The input variables of a ComposedModel is the union of the set of all the root input variables, and the output variables of a ComposedModel is the set of all the leaf output variables.

Automatic dependency resolution

To evaluate the forward operator of the composed model \(r\), one has to first evaluate model \(f\), then model \(g\), and finally model \(h\). The process of sorting out such evaluation order is called "dependency resolution".

While it is possible to sort the evaluation order "by hand" for this simple example composition, it is generally not a trivial task for practical compositions with more involved dependencies.
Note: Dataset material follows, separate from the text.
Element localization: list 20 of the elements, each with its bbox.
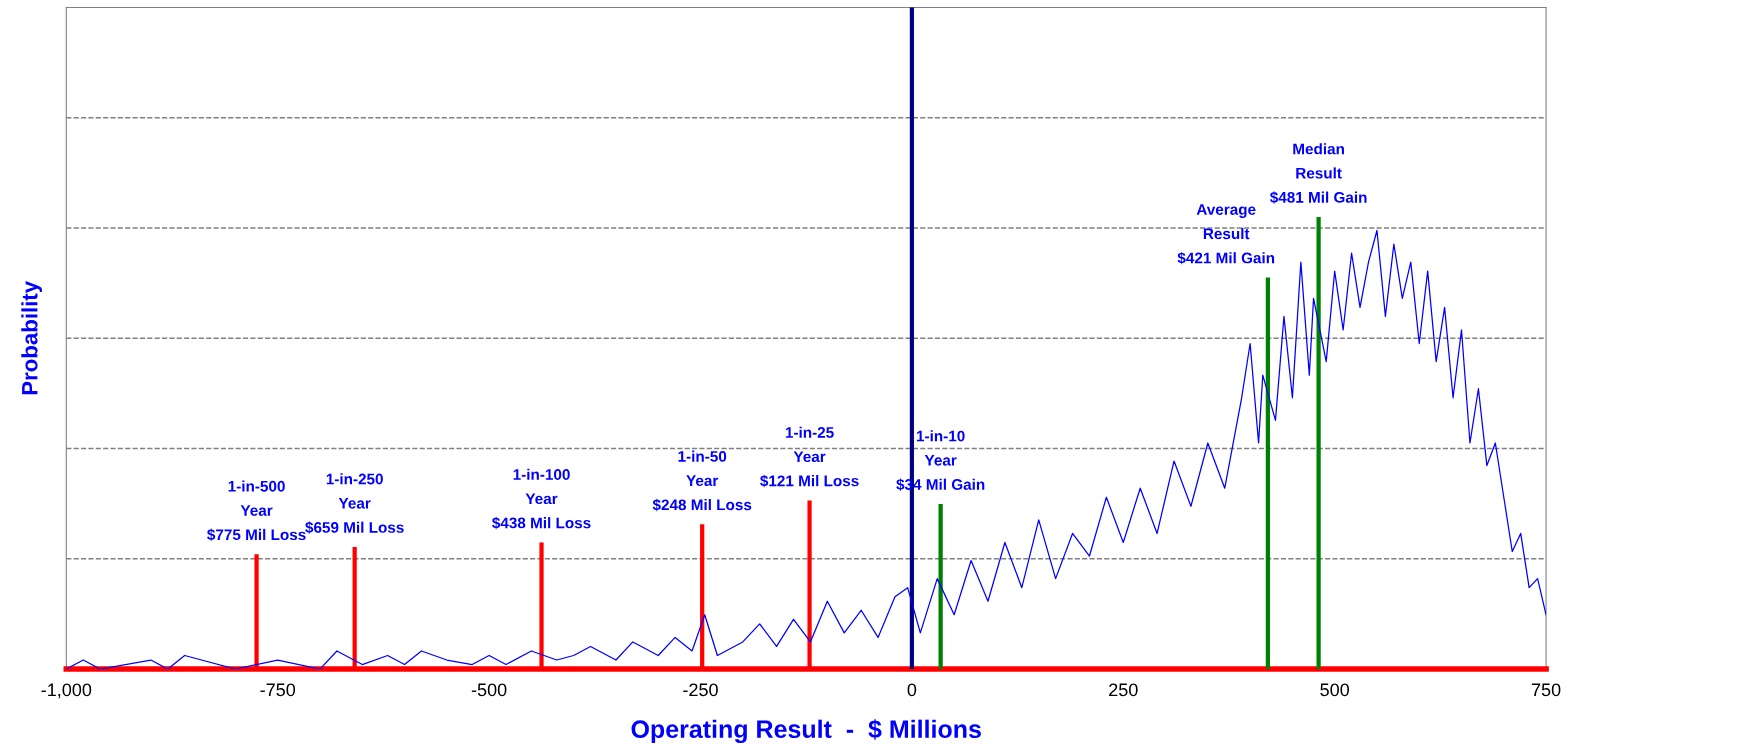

To that end, NEML2 uses topological sort to sort the model evaluation order, such that by the time each model is evaluated, all of its dependent models have already been evaluated.

Automatic chain rule

Chain rule can be applied to evaluate the derivative of the forward operator with respect to the input variables, i.e.,

\begin{align*} \frac{\partial y}{\partial x_1} &= \left( \frac{\partial y}{\partial y_1} + \frac{\partial y}{\partial y_2} \frac{\partial y_2}{\partial y_1} \right) \frac{\partial y_1}{\partial x_1}, \\ \frac{\partial y}{\partial x_2} &= \left( \frac{\partial y}{\partial y_1} + \frac{\partial y}{\partial y_2} \frac{\partial y_2}{\partial y_1} \right) \frac{\partial y_1}{\partial x_2}, \\ \frac{\partial y}{\partial x_3} &= \frac{\partial y}{\partial y_2} \frac{\partial y_2}{\partial x_3}, \\ \frac{\partial y}{\partial x_4} &= \frac{\partial y}{\partial x_4}. \end{align*}

Spelling out this chain rule can be cumbersome and error-prone, especially for more complicated model compositions. The evaluation of the chain rule is automated in NEML2, and the user is only responsible for implementing the partial derivatives of each model. For example, in the implementation of Model \(f\), the user only need to define the partial derivatives

\[ \frac{\partial y_1}{\partial x_1}, \quad \frac{\partial y_1}{\partial x_2}; \]
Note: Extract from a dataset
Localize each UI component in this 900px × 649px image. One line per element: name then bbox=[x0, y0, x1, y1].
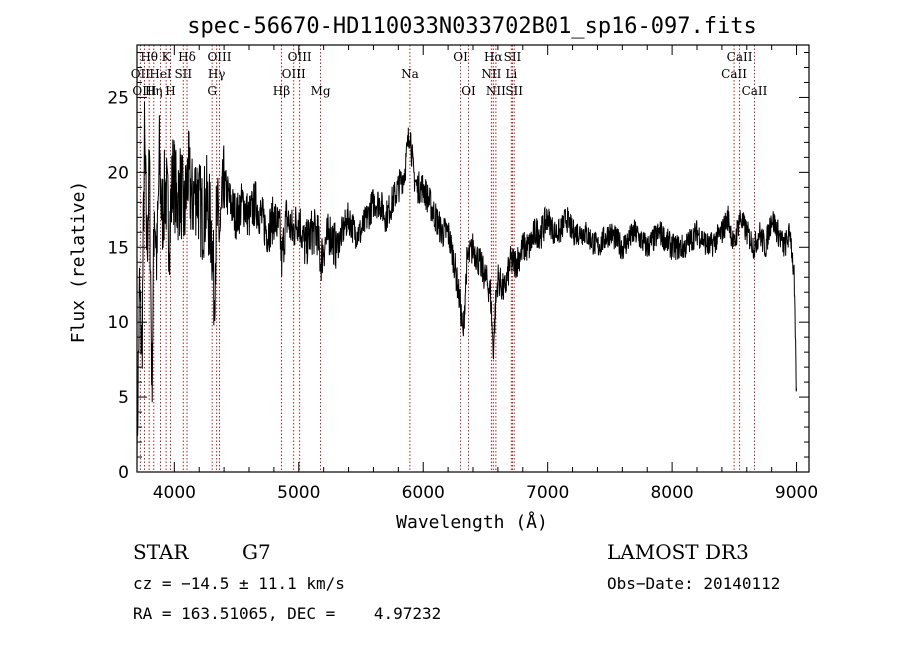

similarly, Model \(g\) only defines

\[ \frac{\partial y_2}{\partial y_1}, \quad \frac{\partial y_2}{\partial x_3} \]

and Model \(h\) only defines

\[ \frac{\partial y}{\partial y_1}, \quad \frac{\partial y}{\partial y_2}, \quad \frac{\partial y}{\partial x_4}. \]

The assembly of the partial derivatives into the total derivative \(\partial y / \partial \boldsymbol{x}\) using the chain rule is handled by NEML2. This design serves as the fundation for a modular model implementation:

  • Each model does not need to know its composition with others.
  • The same model partial derivatives can be reused in any composition.

Automatic differentiation

Deriving and implementing derivatives of the forward operator can be cubersome from times to times. NEML2 offers the option to use automatic differentiation to obtain derivatives. To enable automatic differentiation, simply set the _use_AD_first_derivative and/or the _use_AD_second_derivative options to true.

Since a composed model uses chain rule to efficiently evaluate the total derivatives, automatic differentiation is disabled for ComposedModel. However, each of the child model can still use AD to calculate the derivatives of its own forward operator. Moreover, AD and non-AD models can be composed together.